Ralentissement des échanges oui, mais demandes intérieures robustes, aux États-Unis…
Aux États-Unis, le taux de chômage est, à 3,7 %, au plus bas depuis la fin des années 60, et la compensation horaire est en forte progression, à 4,4 % l’an, soit près de 2,5 % après déduction de l’inflation. Le dynamisme salarial entretient celui de la consommation, en hausse de 2,7 % sur un an au deuxième trimestre. À 8 %, le taux d’épargne des ménages est suffisant pour leur permettre d’absorber un choc imprévu, à condition que celui-ci soit jugé temporaire. Le tassement des profits et la révision à la baisse par les entreprises de leurs investissements futurs montrent cependant que ces bons chiffres ont une connotation de haut de cycle, et risquent de se dégrader.
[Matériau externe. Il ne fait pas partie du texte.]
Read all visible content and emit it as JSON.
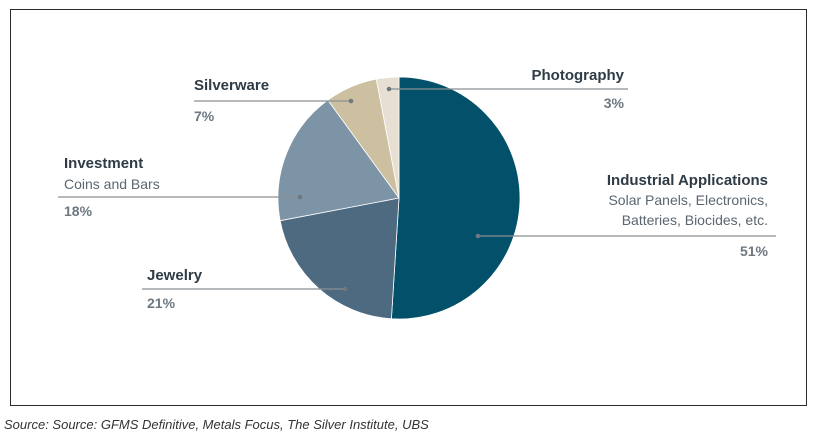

L’administration Trump envisage d’ailleurs de réduire les cotisations salariales pour soutenir le pouvoir d’achat, surtout si le renchérissement des importations consécutif aux relèvements de tarifs douaniers nourrit l’inflation. Mais c’est avant tout de la Fed que le soutien va venir : la baisse de l’investissement, la dégradation des indicateurs conjoncturels et le fait que les marchés obligataires anticipent au moins trois baisses de taux supplémentaires l’emporteront probablement sur l’accélération de l’inflation salariale dans les délibérations du comité de politique monétaire (FOMC), avec ou sans pression de la Maison Blanche.
… en Allemagne…
Plus exposée au commerce mondial que les États-Unis, l’Allemagne souffre évidemment plus de la guerre commerciale, ne serait-ce qu’à travers ses 5 000 entreprises opérant en Chine, ce qui explique la stagnation de son PIB au deuxième trimestre et les mises en garde de la Bundesbank pour le troisième. Mais la situation intérieure est encore meilleure que celle des États-Unis : à 3,2 %, le taux de chômage n’a jamais été aussi bas depuis 1974 ; il traduit une forte pénurie de main d’œuvre, que les flux migratoires récents n’ont que légèrement atténuée. Il y a deux économies allemande, en quelque sorte : le secteur manufacturier et les services, étroitement intriqués et dont les indicateurs conjoncturels sont corrélés, souffrent sérieusement de la contraction du commerce mondial. En revanche, le commerce de détail, la construction et le logement sont en pleine surchauffe, avec des indicateurs conjoncturels à leur plus haut historique. Les salaires sont en forte progression, à des rythmes allant de 2,5 % dans l’industrie à plus de 4 % dans la construction. Deux forces opposées travaillent l’économie allemande : d’un côté le commerce mondial déprime l’industrie, d’un autre, la politique monétaire ultra-stimulante de la BCE et les tensions salariales chauffent à blanc la construction et le commerce. Au bout du compte, le cycle industriel aura le dernier mot, mais, partant d’une situation de plein emploi et d’excédent budgétaire (les deux vont d’ailleurs ensemble), l’économie allemande est suffisamment robuste pour résister à un coup de tabac mondial, à condition que celui-ci ne se transforme pas en spirale contractionniste comme en 2008.
… et en Chine !
Comme l’Allemagne, la Chine est tributaire du commerce mondial, et, principale cible des mesures tarifaires et non tarifaires (technologie) des États-Unis, son secteur exportateur est durement touché, comme en témoigne la baisse des exportations (- 4 % en juin) et le fort ralentissement de la production industrielle, encore plus marqué que lors de la crise de 2008. Pourtant, l’économie intérieure ne se porte pas si mal. Par exemple, si les profits des entreprises détenues par l’Etat ou par les investisseurs étrangers, en général tributaires des exportations, ont fortement baissé au premier semestre (- 8 % et - 7 % respectivement), ceux des entreprises privées chinoises ont augmenté de 7 %. Le revenu par habitant est en augmentation de 6,5 % et la consommation par habitant de 5,2 %, répartie presque également entre biens et services. Soutenue par une politique monétaire et fiscale stimulante, la demande intérieure, celle des ménages en particulier, reste vigoureuse, comme en Allemagne, et pour les mêmes raisons.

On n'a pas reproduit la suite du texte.